Guterres met en garde contre une dérive mondiale vers la “loi de la jungle”
Le SG de l’ONU a dénoncé un “système à deux vitesses”, dans lequel certaines puissances se permettent de bafouer le droit international sans être inquiétées.
Le secrétaire général des Nations unies, Antonio Guterres, a lancé un avertissement sévère face à l’affaiblissement croissant du droit international, estimant que le monde glisse dangereusement vers une logique de force où “la loi de la jungle” tend à remplacer l’État de droit. Une dérive qu’il juge lourde de conséquences pour la paix, la sécurité et la stabilité mondiales.
S’exprimant devant le Conseil de sécurité de l’ONU lors d’un débat consacré à la primauté du droit international, Antonio Guterres a rappelé que le système multilatéral repose sur des règles communes censées s’appliquer à tous les États sans exception. “Le droit international n’est pas optionnel. Il ne peut être appliqué à la carte”, a-t-il insisté, dénonçant des violations répétées des principes fondamentaux inscrits dans la Charte des Nations unies.
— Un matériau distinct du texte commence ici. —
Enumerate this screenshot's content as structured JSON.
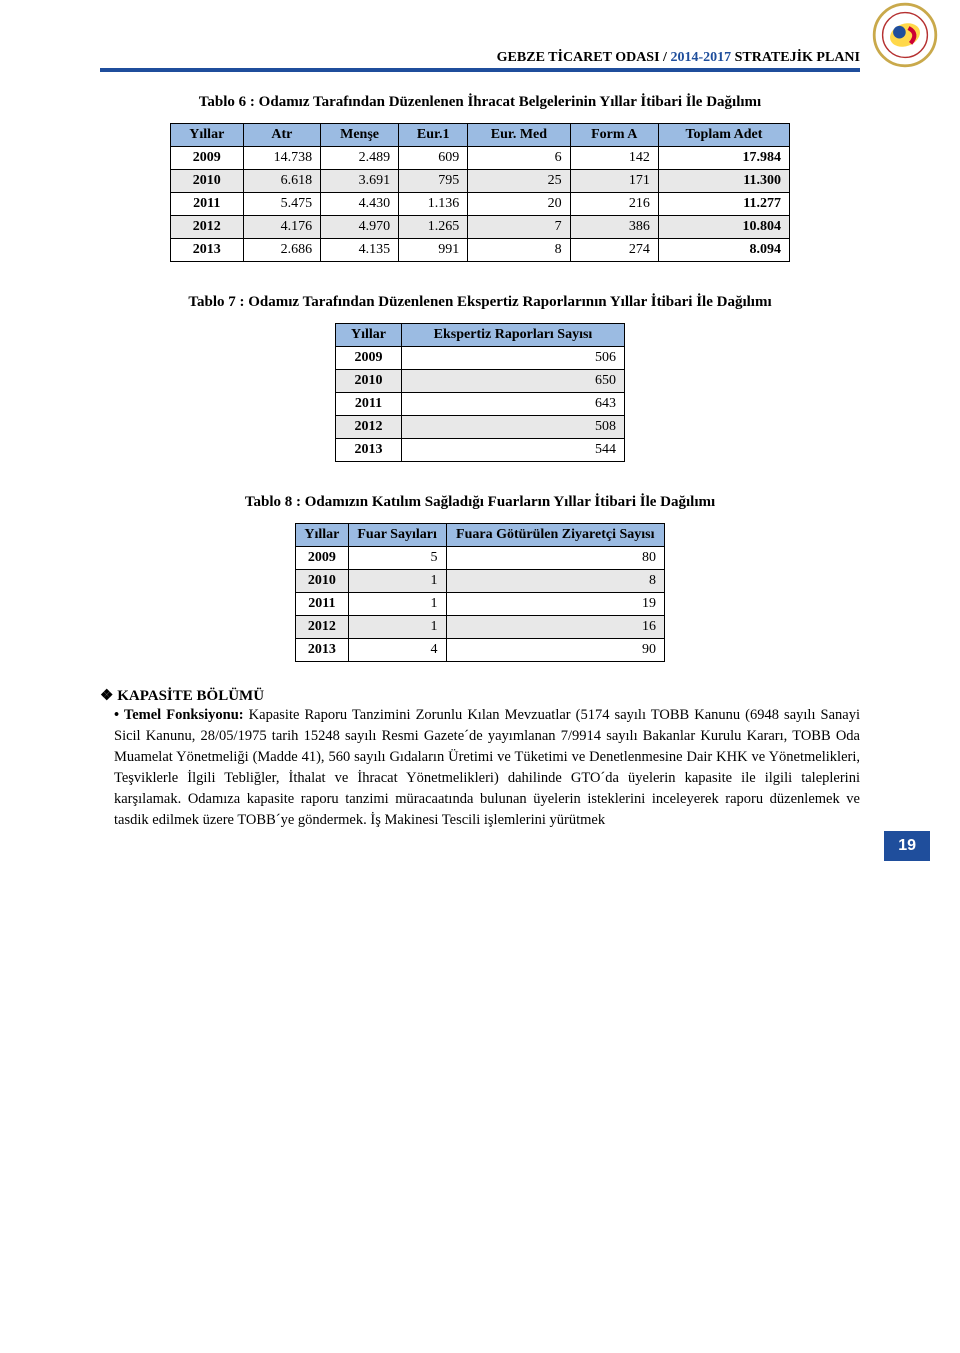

Selon le chef de l’ONU, l’ordre juridique international, construit au lendemain de la Seconde Guerre mondiale pour prévenir de nouveaux conflits majeurs, est aujourd’hui fragilisé par le non-respect croissant des engagements pris par les États. Il a pointé du doigt l’usage illégal de la force, les attaques contre des civils et des infrastructures essentielles, les violations des droits humains ainsi que les entraves à l’acheminement de l’aide humanitaire.
Guterres a également dénoncé un “système à deux vitesses”, dans lequel certaines puissances se permettent de bafouer le droit international sans être inquiétées. Une situation qui, selon lui, alimente l’impunité et mine la confiance entre les nations, au détriment des pays les plus vulnérables. “Lorsque les règles sont ignorées par les plus forts, ce sont les plus faibles qui en paient le prix”, a-t-il averti.
Le secrétaire général a, par ailleurs, souligné le rôle central du Conseil de sécurité dans le maintien de la paix et de la sécurité internationales, rappelant qu’il s’agit de la seule instance disposant d’une autorité juridiquement contraignante en la matière. Il a toutefois reconnu que son efficacité est entravée par des blocages politiques persistants, appelant une nouvelle fois à une réforme pour le rendre plus représentatif et plus opérationnel face aux crises contemporaines.
Enfin, Guterres a insisté sur l’urgence de renforcer les mécanismes de responsabilité internationale, notamment en soutenant le travail des juridictions internationales telles que la Cour internationale de Justice et la Cour pénale internationale. “Il ne peut y avoir de paix durable sans justice, ni de justice sans responsabilité”, a-t-il conclu, exhortant les États membres à respecter pleinement le droit international et à privilégier les solutions pacifiques aux différends.